Tatiana de Rosnay is best known for her novel Sarah's Key and the movie made from it, both of which delve into the Vel' d'Hiv Roundup in which French authorities deported non-French Jewish émigrés and their French-born families to Auschwitz. The House I Loved explores another period of French history, one that is perhaps less tragic, but still heartbreaking on a personal level.
In the 1860s, Napoléon III and his prefect, Baron Haussmann, embarked on a plan to modernize Paris, including creating wide grand boulevards. Unfortunately, creating a modern 19th century Paris involved changing much of what the city had developed into since the medieval period. Small, winding streets had to go, and in order to change the street plans and rework the entire city, many Parisians were paid to leave their homes and move to a different part of the city.
In The House I Loved, Tatiana de Rosnay imagines a 60 year old woman named Rose Bazelet who is determined not to give up her beloved house so easily. Rose had a less-than-ideal childhood, but she found bliss in marrying her husband Armand and moving with him to his family's house on the rue Childebert. Although there were personal tragedies in their lives, the house on rue Childebert had provided Rose with a true family, and no amount of money could compensate for losing those memories.
Rose's story is told primarily through a letter or journal entry which she writes to her deceased husband as she awaits the final destruction of their much-loved house. She alternates between explaining to him the current situation and reminiscing about their life, both the happy and sad times. Occasionally her narrative is interrupted by letters past and present to Rose from the people in her life.

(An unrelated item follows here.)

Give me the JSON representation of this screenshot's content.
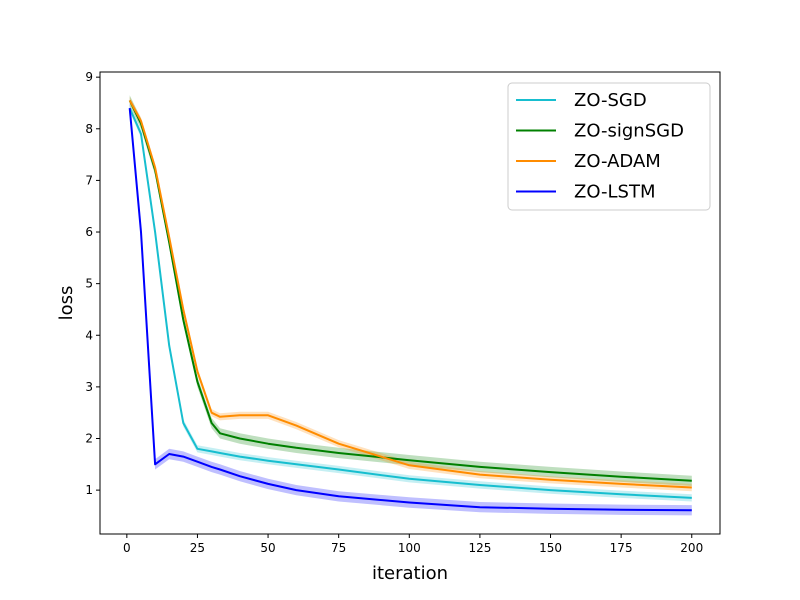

The House I Loved is not a novel with much action, but it is a fascinating view into the life of a 19th century Parisian woman, as well as a period of French history that is not much-discussed. Certainly the re-creation of the city of Paris is not as dramatic on a wide scale as the roundup of the Vel' d'Hiv, but the place one lives can be incredibly important. For so many Parisians to be forced from their homes, often ones that had been in their families for decades or more, is a tragedy on an individual scale, repeated throughout the city. This story is intriguing both for Rose's love of her house and for the love she discovered in her husband's family home.